İşgal altındaki Doğu Türkistan
Türkiye'de bir grup, 1949'da Çin tarafından işgal edilen Doğu Türkistan'ın işgalini hor görmek yerine meşru görerek adeta Çin devletinin savunuculuğunu yapıyor.
Kimden yanasın?
Çin'den.
Kime karşısın?
Amerika'ya.
Arkadaş sizin aklınızdan zorunuz mu var? Kayıp ülke, ne Amerikalıların ne de Çinlilerin. Kayıp vatan bizzat Türklerin vatanı.
Şu hazin duruma bakar mısınız?
Türkiye'de Türkler, sözüm ona Çin mi Amerika mı diye tartışıyor.
Kardeşim hiçbiri değil. Bizzat Türk'ün kendisidir mağdur olan. Anlamıyor musunuz?
atv muhabiri Doğu Türkistan'a gitmiş. Bakın ne anlatıyor: "Gittiğimizde o ön yargıların yıkıldığını gördük, çünkü biz Batı medyasını okuyoruz, Batı medyasına göre hareket edip pozisyon alıyoruz. Ne kadar hata yaptığımızı gördük. Gerçekten suça meyil etmiş, suça bulaşmış iki kesim var orada. Orada bir terapi merkezini gördük..."
Baktınız ki Türkler tümden delirmiş. Hepsi terapi görüyor. Ve durumu anlayışla karşılayarak Çinlilere hak verip geri geldiniz öyle mi?
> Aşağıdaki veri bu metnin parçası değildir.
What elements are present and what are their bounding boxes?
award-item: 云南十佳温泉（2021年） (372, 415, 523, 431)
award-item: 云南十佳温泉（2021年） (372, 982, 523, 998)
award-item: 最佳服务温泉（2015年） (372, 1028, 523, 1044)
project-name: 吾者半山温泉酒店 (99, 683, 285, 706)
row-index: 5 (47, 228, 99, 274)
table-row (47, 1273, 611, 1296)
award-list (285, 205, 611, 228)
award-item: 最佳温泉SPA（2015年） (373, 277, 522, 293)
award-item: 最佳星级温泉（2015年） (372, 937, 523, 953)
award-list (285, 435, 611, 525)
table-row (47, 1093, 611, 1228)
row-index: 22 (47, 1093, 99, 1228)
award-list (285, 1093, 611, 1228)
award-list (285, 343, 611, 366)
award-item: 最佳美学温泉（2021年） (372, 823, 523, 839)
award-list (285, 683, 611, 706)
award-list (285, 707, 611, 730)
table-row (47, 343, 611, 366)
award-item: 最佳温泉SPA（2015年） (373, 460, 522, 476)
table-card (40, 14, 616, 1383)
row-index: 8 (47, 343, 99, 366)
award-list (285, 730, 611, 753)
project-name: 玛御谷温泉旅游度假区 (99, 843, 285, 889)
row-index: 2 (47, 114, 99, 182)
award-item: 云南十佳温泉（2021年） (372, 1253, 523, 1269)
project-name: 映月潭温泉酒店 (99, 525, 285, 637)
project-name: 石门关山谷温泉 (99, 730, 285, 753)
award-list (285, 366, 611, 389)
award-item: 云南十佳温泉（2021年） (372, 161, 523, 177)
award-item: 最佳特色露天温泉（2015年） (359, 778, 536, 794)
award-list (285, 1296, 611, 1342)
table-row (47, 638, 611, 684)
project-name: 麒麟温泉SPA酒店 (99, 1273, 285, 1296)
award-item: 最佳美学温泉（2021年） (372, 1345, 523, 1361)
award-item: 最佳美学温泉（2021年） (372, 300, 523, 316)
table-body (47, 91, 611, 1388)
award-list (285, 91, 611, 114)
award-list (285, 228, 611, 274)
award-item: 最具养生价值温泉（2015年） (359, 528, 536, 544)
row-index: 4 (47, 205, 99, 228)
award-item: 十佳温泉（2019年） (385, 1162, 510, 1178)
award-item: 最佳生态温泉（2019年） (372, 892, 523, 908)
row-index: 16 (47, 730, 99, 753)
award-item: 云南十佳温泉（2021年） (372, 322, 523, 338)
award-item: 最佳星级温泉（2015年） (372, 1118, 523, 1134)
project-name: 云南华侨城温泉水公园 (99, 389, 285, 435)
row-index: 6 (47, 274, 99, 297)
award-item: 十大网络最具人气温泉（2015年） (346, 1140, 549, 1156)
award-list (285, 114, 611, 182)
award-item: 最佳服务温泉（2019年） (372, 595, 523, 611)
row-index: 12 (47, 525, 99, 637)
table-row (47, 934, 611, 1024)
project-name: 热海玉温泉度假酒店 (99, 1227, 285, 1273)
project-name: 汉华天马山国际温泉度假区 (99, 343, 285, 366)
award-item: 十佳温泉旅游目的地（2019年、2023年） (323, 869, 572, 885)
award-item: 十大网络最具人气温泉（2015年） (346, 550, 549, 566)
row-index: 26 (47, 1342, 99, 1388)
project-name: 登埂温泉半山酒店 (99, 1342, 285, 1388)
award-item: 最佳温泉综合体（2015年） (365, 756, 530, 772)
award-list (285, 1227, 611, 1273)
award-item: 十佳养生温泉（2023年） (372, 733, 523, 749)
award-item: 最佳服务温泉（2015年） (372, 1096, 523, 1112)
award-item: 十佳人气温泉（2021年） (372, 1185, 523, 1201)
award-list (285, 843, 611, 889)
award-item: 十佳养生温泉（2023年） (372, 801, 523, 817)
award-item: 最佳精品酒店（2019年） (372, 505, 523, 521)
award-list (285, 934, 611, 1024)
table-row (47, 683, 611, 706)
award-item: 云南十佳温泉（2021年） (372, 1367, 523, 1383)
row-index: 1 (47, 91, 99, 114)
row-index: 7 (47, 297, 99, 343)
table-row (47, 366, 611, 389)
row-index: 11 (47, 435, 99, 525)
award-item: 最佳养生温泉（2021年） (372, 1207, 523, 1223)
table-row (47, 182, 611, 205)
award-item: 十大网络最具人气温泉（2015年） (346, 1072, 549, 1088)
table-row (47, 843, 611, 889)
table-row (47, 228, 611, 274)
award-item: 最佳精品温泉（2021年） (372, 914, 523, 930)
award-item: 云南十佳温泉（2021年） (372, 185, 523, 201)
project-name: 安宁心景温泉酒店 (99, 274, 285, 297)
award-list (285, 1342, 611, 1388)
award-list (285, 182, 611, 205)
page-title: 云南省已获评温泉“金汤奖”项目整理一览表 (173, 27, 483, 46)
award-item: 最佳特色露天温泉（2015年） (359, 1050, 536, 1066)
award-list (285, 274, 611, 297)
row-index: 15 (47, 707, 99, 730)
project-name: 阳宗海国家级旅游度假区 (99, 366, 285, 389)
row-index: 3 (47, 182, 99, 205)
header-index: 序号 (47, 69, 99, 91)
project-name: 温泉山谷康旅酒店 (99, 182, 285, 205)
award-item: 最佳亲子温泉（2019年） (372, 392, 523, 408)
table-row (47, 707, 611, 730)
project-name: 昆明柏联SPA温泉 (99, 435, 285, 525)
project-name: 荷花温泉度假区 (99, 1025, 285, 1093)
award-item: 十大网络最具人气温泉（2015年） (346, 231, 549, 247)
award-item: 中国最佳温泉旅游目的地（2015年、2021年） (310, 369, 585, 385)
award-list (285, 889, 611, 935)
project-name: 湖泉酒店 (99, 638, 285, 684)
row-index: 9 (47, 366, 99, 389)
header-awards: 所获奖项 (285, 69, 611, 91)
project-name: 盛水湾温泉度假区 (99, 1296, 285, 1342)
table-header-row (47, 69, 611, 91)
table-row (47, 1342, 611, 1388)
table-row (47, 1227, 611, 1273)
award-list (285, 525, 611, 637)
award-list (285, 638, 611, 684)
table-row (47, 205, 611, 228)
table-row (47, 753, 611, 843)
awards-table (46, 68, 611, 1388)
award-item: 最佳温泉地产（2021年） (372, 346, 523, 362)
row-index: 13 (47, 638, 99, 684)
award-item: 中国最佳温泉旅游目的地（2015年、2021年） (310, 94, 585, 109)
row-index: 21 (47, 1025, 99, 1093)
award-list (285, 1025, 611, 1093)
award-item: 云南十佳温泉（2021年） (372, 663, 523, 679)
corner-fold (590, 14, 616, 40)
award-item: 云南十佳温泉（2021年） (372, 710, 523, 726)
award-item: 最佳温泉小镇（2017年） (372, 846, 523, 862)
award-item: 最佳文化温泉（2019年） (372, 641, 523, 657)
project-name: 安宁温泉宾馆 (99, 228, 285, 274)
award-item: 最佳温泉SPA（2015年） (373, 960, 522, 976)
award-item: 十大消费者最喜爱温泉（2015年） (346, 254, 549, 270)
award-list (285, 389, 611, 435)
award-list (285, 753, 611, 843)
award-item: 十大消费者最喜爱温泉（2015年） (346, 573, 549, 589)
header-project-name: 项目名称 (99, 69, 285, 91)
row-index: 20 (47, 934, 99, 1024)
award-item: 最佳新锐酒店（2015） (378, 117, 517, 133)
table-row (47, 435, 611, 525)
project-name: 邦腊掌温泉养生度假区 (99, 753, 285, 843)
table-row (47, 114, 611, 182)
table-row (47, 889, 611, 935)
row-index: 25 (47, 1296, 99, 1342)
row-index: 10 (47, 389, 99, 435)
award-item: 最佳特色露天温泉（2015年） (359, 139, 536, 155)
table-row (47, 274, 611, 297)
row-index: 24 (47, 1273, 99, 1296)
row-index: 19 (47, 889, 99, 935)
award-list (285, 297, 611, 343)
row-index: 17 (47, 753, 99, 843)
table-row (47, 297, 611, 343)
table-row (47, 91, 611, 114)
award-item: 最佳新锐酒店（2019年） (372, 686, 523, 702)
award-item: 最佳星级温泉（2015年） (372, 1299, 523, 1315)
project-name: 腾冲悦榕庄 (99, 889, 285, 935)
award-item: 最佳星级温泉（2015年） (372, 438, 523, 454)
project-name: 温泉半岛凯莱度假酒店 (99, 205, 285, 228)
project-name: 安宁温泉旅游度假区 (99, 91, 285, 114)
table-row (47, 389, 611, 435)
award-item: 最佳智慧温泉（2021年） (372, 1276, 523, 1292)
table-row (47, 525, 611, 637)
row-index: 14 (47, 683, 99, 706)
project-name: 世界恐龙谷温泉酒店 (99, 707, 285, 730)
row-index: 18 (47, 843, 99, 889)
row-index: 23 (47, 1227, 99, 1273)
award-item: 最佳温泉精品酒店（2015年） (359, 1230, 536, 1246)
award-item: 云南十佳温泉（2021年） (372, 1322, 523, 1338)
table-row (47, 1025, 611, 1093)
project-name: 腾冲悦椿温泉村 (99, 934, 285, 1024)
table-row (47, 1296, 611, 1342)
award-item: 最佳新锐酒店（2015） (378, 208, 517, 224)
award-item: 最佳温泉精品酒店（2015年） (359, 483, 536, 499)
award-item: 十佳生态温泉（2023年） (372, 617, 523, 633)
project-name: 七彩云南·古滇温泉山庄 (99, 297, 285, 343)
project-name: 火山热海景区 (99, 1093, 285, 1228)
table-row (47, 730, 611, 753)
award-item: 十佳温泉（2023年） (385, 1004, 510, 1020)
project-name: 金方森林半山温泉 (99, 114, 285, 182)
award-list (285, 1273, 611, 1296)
Öyle ise söyle de bilelim.
1- Türkler için bir rehabilitasyon merkezi kurulmuş da Çinli suç işleyenler için benzeri neden kurulmamış? Bir tek kafayı yiyen bizimkiler miymiş?
2- Diyelim ki bizimkiler hepten delirmiş. Kafayı yiyenlere sormadınız mı? 'Kardeşim bak dünyayı yönetecek koca bir Çin var. Gittikçe zenginleşiyor. Niye bu nimeti tepip rehabilitasyonluk oldunuz" diye.
3- Diyelim ki Batı medyası taraflı, dünyayı yanıltıyor. Peki, Birleşmiş Milletler ne diye rapor yayınlayıp bir milyon Türk'ün toplama kamplarında insanlık dışı uygulamalara maruz kaldığını söylüyor? 'Sevecen' diyerek övdüğünüz, size şirin davranan Çinliler, o sevimli halleriyle bunu neden yapmışlar?
4- Bu nasıl bir rehabilitasyon kampı ki bir milyon kişiye ulaştığı yetmiyormuş gibi, bir de sadece Türk etnik gruba yönelik kamp kuruyor. Diğer etnik gruplar kafayı yememişler mi?
5- Bu da can alıcı soru: 1949'da Doğu Türkistan'ın işgalini de içinize sindirdiniz mi? Bu da Amerikan medyasının veya Batı medyasının sizi şaşırtması mıydı yoksa Çin işgali gerçek miydi?
Konuyu Doğu Türkistan üzerinden tartışan Türk medyasının kalemşorları, öncelikle 1949 Çin işgalini kabulleniyor, sonra, başlıyor, zulüm var mı yok mu tartışmasına.
Kardeşim! İşgalin kendisi zulüm zaten.
Sen bir toplumun ülkesini elinden alıyorsun, sonra da bunlar marjinal militan Müslüman örgüt mensubu oldular deyip, toplama kamplarında aklın sıra rehabilite ettiğini söylüyorsun.
Asıl rehabilite edilecekler Doğu Türkistanlılar değil, Türkiye'dekiler. Çünkü buradakiler, kayıp vatanın peşine düşeceği yerde işgalcinin yanında saf tutuyor. Gerekçe olarak da Batı'yı ya da Amerikan emperyalizmini gösteriyor.
Kısacası Amerikan mandası mı, Çin mandası mı diye tartışıyor beyefendiler.
Hiçbiri değil:
"İstiklali tam" diyoruz...
Sizin Çinli yöneticilerle gezip gördüğünüz manzara bizi ikna etmez. Bu durum, askerde paşa gelecek diye yapılan teftişe benziyor. Her tarafı tertemiz yapan erat, paşa gittikten sonra kaldığı yerden devam ediyor.
Dünya Uygur Kongresi Başkanı İsa Dolkun, "Özellikle AB ve ABD, Çin hükümetinden kampların kapatılmasını ya da eğer bu kamplar Pekin'in dediği gibi eğitim kampı ise bu kampların uluslararası denetime açılmasını" istiyor. İkinci Dünya Savaşı'ndan sonra dünya ülkeleri toplanarak soykırım olmayacak diye söz vermişlerdi ama bu soykırım Doğu Türkistan'da başladı ve sürüyor.